De sa plume naissent des thèmes originaux particulièrement « catchy » et des orchestrations à la fois soignées et efficaces, écrins idéaux pour mettre en valeur une voix qui s'est enfin libérée et dont la force d'expression s'exprime désormais avec une incroyable émotion dans tous les registres. L'orchestre est au diapason, les solistes également parmi lesquels on distinguera les saxophonistes David Newman, Don Wilkerson, Hank Crawford. Une avalanche de chefs-d'oeuvre marquera cette période féconde qui se prolongera jusqu'au début des années soixante, où il gagnera le statut de vedette internationale.



Peu après l'enregistrement remarqué de l'album The Genius Of Ray Charles dans lequel on note la première apparition d'un big band complet et d'un orchestre à cordes dans certaines faces, Brother Ray quitte la maison Atlantic pour les plus huppés ABC Records (filiale de La Paramount). Chez ABC, l'objectif est clair : Ray Charles doit élargir son registre et devenir une des vedettes de la pop. Sa réputation maintenant bien établie, notre homme met sur pied un big band qui l'accompagnera dans tous ses déplacements et avec lequel il effectue une tournée triomphale en Europe. Pour ABC, il explore le registre country avec l'album Modern Sounds In Country And Modern Music. Sa carrière s'apparente désormais à celle d'une vedette internationale (séances d'enregistrement, concerts de gala, tournées internationales, émissions TV, etc.). En 1963, Ray Charles s'implique aux côtés de Martin Luther King dans la lutte pour les droits civils des noirs américains. La même année, il est élu chanteur N°1 au référendum de la revue Down Beat. En 1964, il rompt avec ABC pour créer sa propre maison de production.

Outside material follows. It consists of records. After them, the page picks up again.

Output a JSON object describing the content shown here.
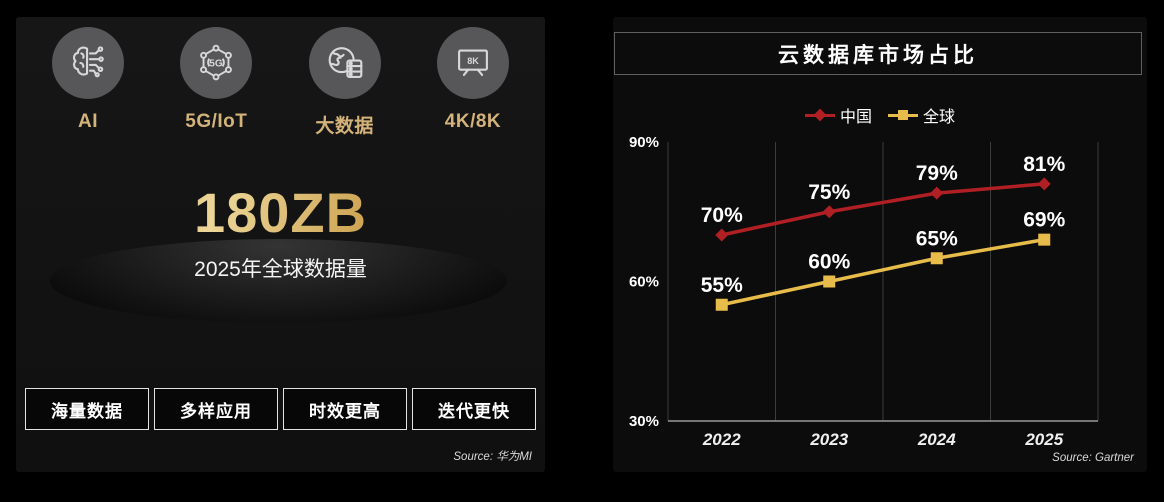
{
  "left_panel": {
    "tech_items": [
      {
        "label": "AI",
        "icon": "ai-brain-circuit-icon"
      },
      {
        "label": "5G/IoT",
        "icon": "5g-hexagon-network-icon",
        "icon_text": "5G"
      },
      {
        "label": "大数据",
        "icon": "globe-database-icon"
      },
      {
        "label": "4K/8K",
        "icon": "tv-8k-icon",
        "icon_text": "8K"
      }
    ],
    "headline": "180ZB",
    "subheadline": "2025年全球数据量",
    "feature_boxes": [
      "海量数据",
      "多样应用",
      "时效更高",
      "迭代更快"
    ],
    "source": "Source: 华为MI"
  },
  "right_panel": {
    "source": "Source: Gartner",
    "chart_data": {
      "type": "line",
      "title": "云数据库市场占比",
      "categories": [
        "2022",
        "2023",
        "2024",
        "2025"
      ],
      "series": [
        {
          "name": "中国",
          "values": [
            70,
            75,
            79,
            81
          ],
          "color": "#b01f24",
          "marker": "diamond"
        },
        {
          "name": "全球",
          "values": [
            55,
            60,
            65,
            69
          ],
          "color": "#e8bc4a",
          "marker": "square"
        }
      ],
      "ylim": [
        30,
        90
      ],
      "yticks": [
        30,
        60,
        90
      ],
      "ytick_labels": [
        "30%",
        "60%",
        "90%"
      ],
      "data_label_suffix": "%",
      "legend_position": "top",
      "grid": "vertical-only"
    }
  },
  "colors": {
    "background": "#000000",
    "panel_left_bg": "#141414",
    "panel_right_bg": "#0c0c0c",
    "accent_gold_text": "#d3b379",
    "headline_gold": "#d8b671",
    "china_red": "#b01f24",
    "global_gold": "#e8bc4a",
    "icon_circle_gray": "#57575a",
    "gridline_gray": "#3d3d3d"
  }
}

La même année, ses problèmes d'addiction à la drogue le mènent devant la justice et l'année suivante en cure de désintoxication.

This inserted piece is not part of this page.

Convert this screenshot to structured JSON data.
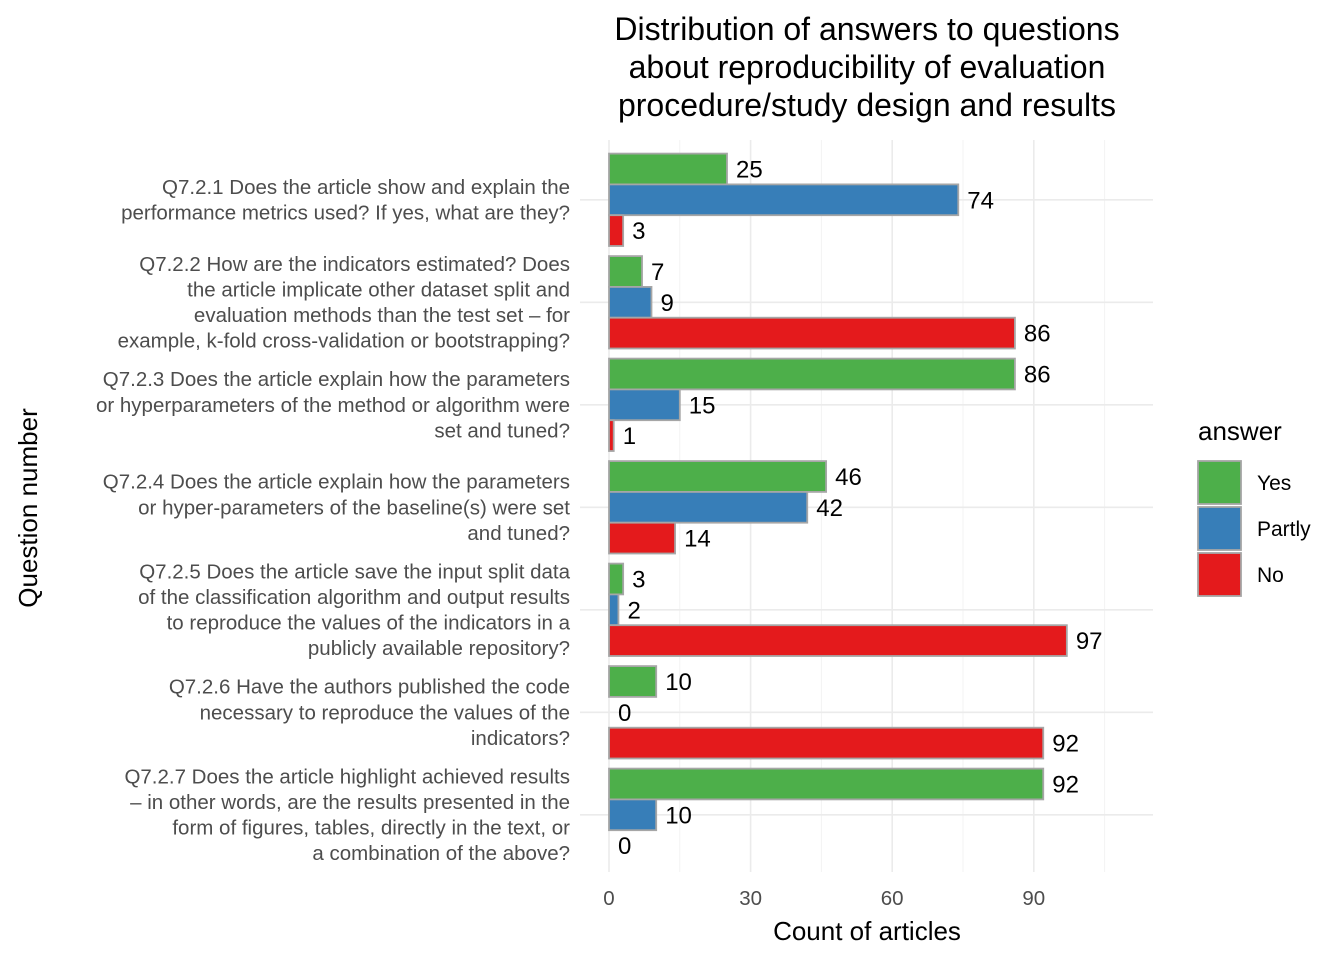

En fait, même si sa voix conserve toute sa force expressive, même si les tubes qui ont à juste titre fait sa renommée sont toujours au programme de ses concerts, Brother Ray va inexorablement s'éloigner de la musique de ses débuts pour prendre les vents porteurs d'une certaine pop music comme en témoignent à quelques exceptions près, la quarantaine d'albums qui va suivre. L'homme de scène est toujours aussi irrésistible, ses tournées régulières dans le monde entier en témoignent mais l'étincelle créatrice qui l'habitait jusqu'à il y a peu semble s'être éteinte. Un certain nombre d'événements notables vont émailler cette période : en 1973, il participe au spectacle The Life And Time Of Ray Charles écrit et présenté par l'écrivain James Baldwin au Carnegie Hall ; en 1978 il publie son autobiographie (traduite en français), Le Blues dans la peau ; en 1979 sa chanson Georgia On My Mind est consacrée hymne officiel de l'Etat de Géorgie ; en 1980 il crève l'écran dans une scène d'anthologie du film The Blues Brothers de John Landis ; en 1985 il participe à l'enregistrement de la chanson caritative de Michael Jackson We Are The World ; en 1986 il est nommé officier des Arts et Lettres en France et entre au Rock'n Roll Hall Of Fame aux USA ; et au cours de toutes ces années, il aura reçu douze Grammy Awards.



Ray Charles meurt à 73 ans d'une maladie du foie, le 10 juin 2004, peu de temps avant la sortie du film Ray (réalisé par Taylor Hackford avec Jamie Foxx dans le rôle du chanteur) qui retrace avec talent et une fidélité sans compromission la vie et la carrière du musicien.